Synonyms: Genetic risk score, allele score, risk score, genetic score, genetic values, breeding values
A single variable that is produced by aggregating information from several SNPs that associate with a trait/phenotype and that can be used in prediction or causal analyses (i.e., MR). Usually, genetic risk scores tend to comprise SNPs that have been identified in GWASs at a genome-wide significance p-value threshold to include SNPs that are most robustly associated with a particular trait. PRSs are increasingly being used and tend to include genetic information on the whole genome (or a much less stringent threshold of inclusion). In an unweighted PRS, the number of ‘effect’ alleles each person in a study has are simply added together. For example, if a score was composed from 5 SNPs for a trait and an individual had genotypes of 0, 1, 1, 2 and 0, referring to the number of trait increasing alleles, their score would be 4. Weighted scores multiply the number of ‘effect’ alleles by the magnitude (usually the beta) of the GWAS association value for each SNP. In this example, if the differences in mean level of the trait per allele for each of the 5 SNPs were 0.5, 1.0, 0.5, 2.0 and 0.6, respectively, then the weighted score for the same individual would be 0x0.5 + 1x1.0 + 1x0.5 + 2x2.0 + 0x0.6 = 5.5. Weighted scores are also known as weighted allele sores (WAS).
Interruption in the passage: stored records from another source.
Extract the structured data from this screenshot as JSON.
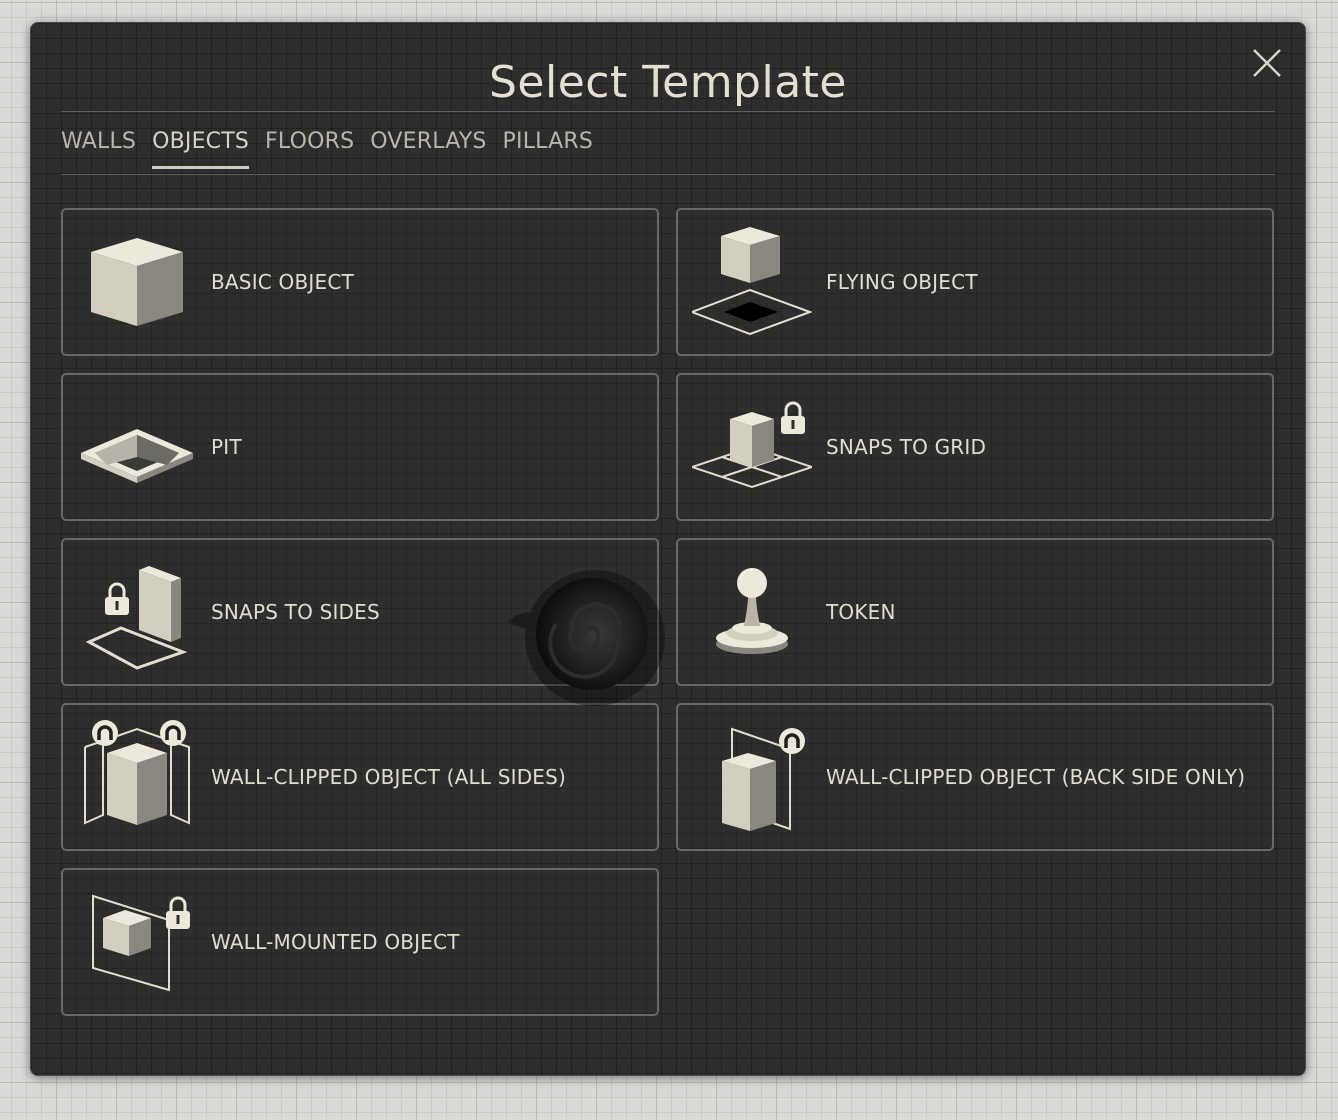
{
  "dialog": {
    "title": "Select Template",
    "close_icon": "close-icon"
  },
  "tabs": [
    {
      "label": "WALLS",
      "active": false
    },
    {
      "label": "OBJECTS",
      "active": true
    },
    {
      "label": "FLOORS",
      "active": false
    },
    {
      "label": "OVERLAYS",
      "active": false
    },
    {
      "label": "PILLARS",
      "active": false
    }
  ],
  "templates": [
    {
      "label": "BASIC OBJECT",
      "icon": "basic-object-icon"
    },
    {
      "label": "FLYING OBJECT",
      "icon": "flying-object-icon"
    },
    {
      "label": "PIT",
      "icon": "pit-icon"
    },
    {
      "label": "SNAPS TO GRID",
      "icon": "snaps-to-grid-icon"
    },
    {
      "label": "SNAPS TO SIDES",
      "icon": "snaps-to-sides-icon"
    },
    {
      "label": "TOKEN",
      "icon": "token-icon"
    },
    {
      "label": "WALL-CLIPPED OBJECT (ALL SIDES)",
      "icon": "wall-clipped-all-sides-icon"
    },
    {
      "label": "WALL-CLIPPED OBJECT (BACK SIDE ONLY)",
      "icon": "wall-clipped-back-side-icon"
    },
    {
      "label": "WALL-MOUNTED OBJECT",
      "icon": "wall-mounted-object-icon"
    }
  ],
  "colors": {
    "panel": "#2e2e2e",
    "text": "#e0dccf",
    "card_border": "#686865",
    "icon_light": "#d8d4c6",
    "icon_dark": "#8a8780"
  }
}
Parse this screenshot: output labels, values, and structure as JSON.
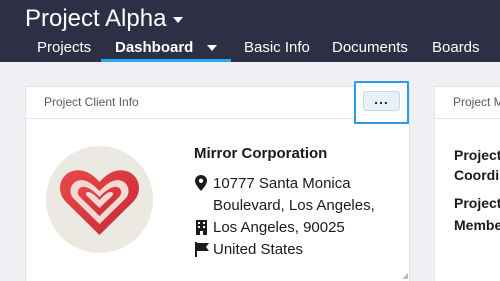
{
  "header": {
    "project_title": "Project Alpha",
    "tabs": [
      {
        "label": "Projects"
      },
      {
        "label": "Dashboard"
      },
      {
        "label": "Basic Info"
      },
      {
        "label": "Documents"
      },
      {
        "label": "Boards"
      }
    ]
  },
  "client_card": {
    "title": "Project Client Info",
    "menu_label": "...",
    "company": "Mirror Corporation",
    "address_line1": "10777 Santa Monica",
    "address_line2": "Boulevard, Los Angeles,",
    "city": "Los Angeles, 90025",
    "country": "United States"
  },
  "second_card": {
    "title": "Project M",
    "line1": "Project",
    "line2": "Coordin",
    "line3": "Project",
    "line4": "Membe"
  },
  "colors": {
    "topbar": "#2d2f45",
    "active_tab_underline": "#2aa6f2",
    "focus_ring": "#2b9be8",
    "logo_red": "#d8333a"
  }
}
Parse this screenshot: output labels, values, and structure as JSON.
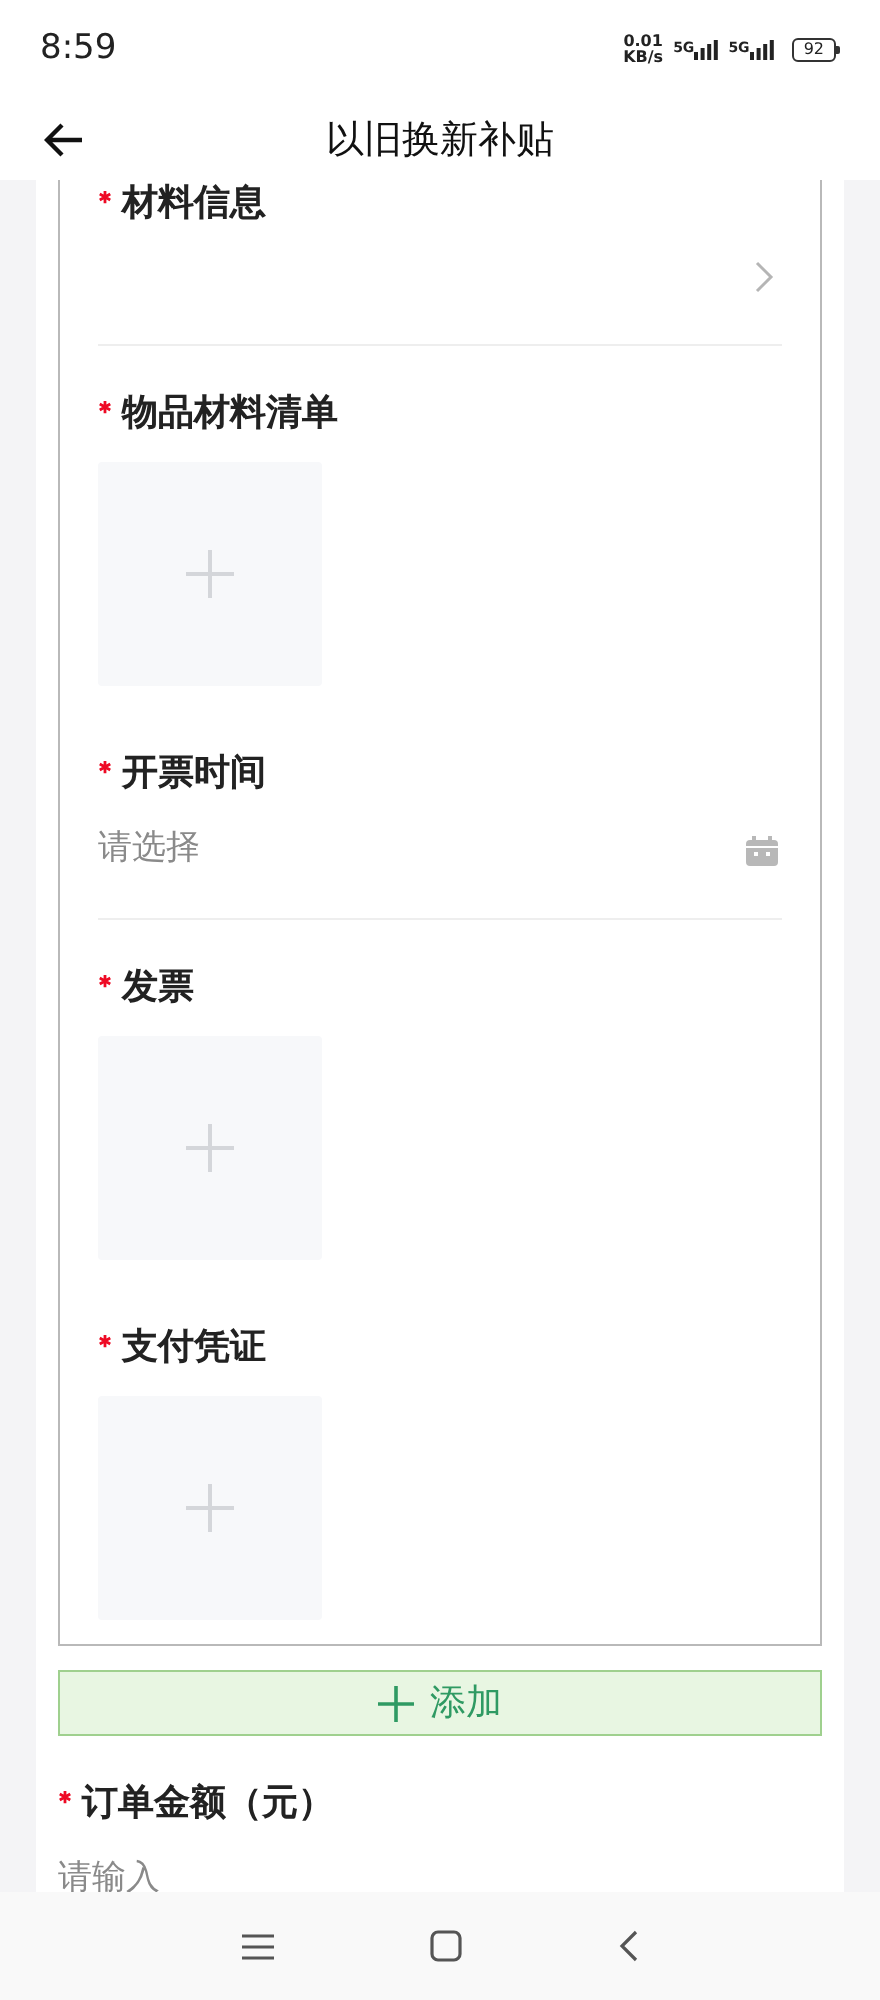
{
  "status_bar": {
    "time": "8:59",
    "network_speed": "0.01",
    "speed_unit": "KB/s",
    "signal_labels": [
      "5G",
      "5G"
    ],
    "battery": "92"
  },
  "header": {
    "title": "以旧换新补贴"
  },
  "fields": [
    {
      "kind": "select",
      "label": "材料信息",
      "required": true
    },
    {
      "kind": "upload",
      "label": "物品材料清单",
      "required": true
    },
    {
      "kind": "date",
      "label": "开票时间",
      "required": true,
      "placeholder": "请选择"
    },
    {
      "kind": "upload",
      "label": "发票",
      "required": true
    },
    {
      "kind": "upload",
      "label": "支付凭证",
      "required": true
    }
  ],
  "add_button": {
    "label": "添加"
  },
  "amount_field": {
    "label": "订单金额（元）",
    "required": true,
    "placeholder": "请输入"
  }
}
PRSs have commonly been used in one-sample MR. They can also be generated and used in two-sample MR. In comparison to using each genetic variant as a separate IV, combining them into a single IV can increase statistical power but if some of the variants contributing to the score are invalid (i.e., violate IV assumptions) results are likely to be biased.
- Burgess S, Thompson SG. Use of allele scores as instrumental variables for Mendelian randomization. Int J Epidemiol 2013;42:1134-44.
- Palmer TM, Lawlor DA, Harbord RM et al. Using multiple genetic variants as instrumental variables for modifiable risk factors. Stat Methods Med Res 2012;21:223-42.